De afgelopen week keken velen in Nederland en in de rest van de wereld ontdaan naar Syrië, waar de burgeroorlog weer in gang werd gezet na een telefoontje tussen de Amerikaanse president Donald Trump en de Turkse president Tayyip Erdogan. Na afloop trok Trump per direct de Amerikaanse soldaten terug die in Noord-Syrië zijn gelegerd. Het Turkse leger begon een offensief tegen de Koerdische militie ypg die in dat gebied de macht heeft. Het was precies die Koerdische groep die een centrale rol had in het verslaan van IS, en het gevangen houden van voormalige IS-strijders. Nu is Noord-Syrië opnieuw in de greep van geweld, komen IS-strijders op vrije voeten en keert het leger van de massamoordenaar Assad er weer terug.

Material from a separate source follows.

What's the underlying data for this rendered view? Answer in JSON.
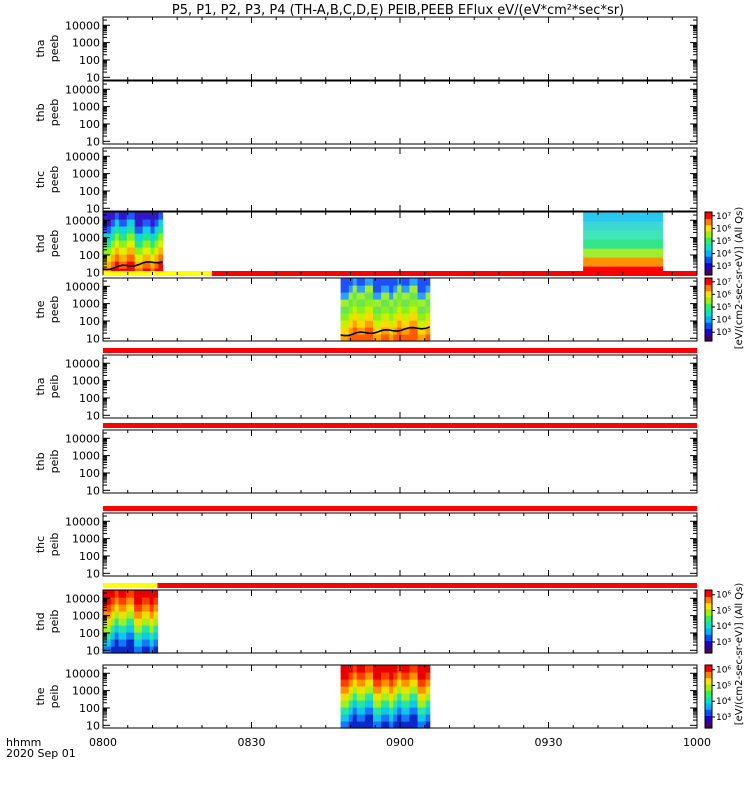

Dit alles zorgt voor veel frustratie in Nederland over het onvermogen van onszelf en van Europa om te voorkomen dat de oorlog weer begon en om via een eigen, Europese strategie controle te krijgen op de situatie in Syrië. Het probleem daarmee is dat de oorlog nooit opgehouden was, en dat zo’n strategie niet bestaat. Wie overvallen was door Trumps besluit om de Amerikanen terug te trekken is kort van memorie: het is namelijk exact wat Trump tien maanden geleden al aankondigde te gaan doen. Ook toen was de aanleiding een belletje van Erdogan, en ook toen verbijsterde Trump zijn adviseurs door onmiddellijk de afgesproken strategie los te laten en de wens van Erdogan over te nemen. Trumps minister van Defensie, generaal Jim Mattis, was zo ontsteld over het achteloze dumpen van de Koerdische bondgenoot tegen IS, dat hij zijn ontslagbrief tikte terwijl Trump op een persconferentie zijn besluit bekendmaakte. Daarmee verliet de laatste ‘volwassene in de kamer’, zoals Mattis werd genoemd, het Witte Huis. Met zijn telefoontje van vorige week herinnerde Erdogan de wispelturige Trump aan wat hij zich tien maanden geleden had voorgenomen.
Een fun fact voor wie verbaasd is dat er in de tussentijd niet een effectieve Europese strategie is opgetuigd voor Syrië: de Syrische militie die nu met het Turkse leger in de rug Koerdisch gebied in trekt, behoort tot de Free Syrian Army (fsa). De fsa was, ter herinnering, onze vorige oplossing voor de oorlog in Syrië. In de eerste jaren daarvan pleitten veel mensen met het hart op de juiste plaats vurig voor het bewapenen van de fsa, die het enige gematigde alternatief voor Assad of de jihadisten zou zijn. Westerse hulp kwam er ook, onder meer van Nederland. Maar de fsa bleek gematigd noch een serieus alternatief. Ook de Koerdische ypg is geen ‘oplossing’ voor Syrië. Die groep vocht niet tegen IS omdat het Westen dat wilde, maar om er een eigen land te creëren. En hoewel het een daad van verraad is om ypg zo te laten vallen, is dat geen Europees (of Amerikaans) belang.
Het eerste Europese belang in Syrië is vrede, en de realiteit is dat Europa geen serieuze opties heeft om die te bereiken zonder een partij te steunen die we verafschuwen, en zonder nieuwe zuurstof in de oorlog te pompen. Sinds de laatste grote offensieven van het Syrische leger vorig jaar, en de val van de laatste IS-bolwerken begin dit jaar, leek het misschien of de Syrische burgeroorlog afgelopen was. Maar dat is schijn: zoals Turkije de status quo in Noord-Syrië niet accepteert, zo accepteert Assads regime die niet in de rebellenprovincie Idlib, zo zijn de restanten van IS nog niet uitgevochten, net als strijders in een aantal kleinere brandhaarden in het land. We mogen ons terecht opwinden over het onbenul en de lichtzinnigheid waarmee Trump aan de tak schudt. Maar de realiteit in Syrië heeft hij niet gemaakt, en wij kunnen die niet beheersen.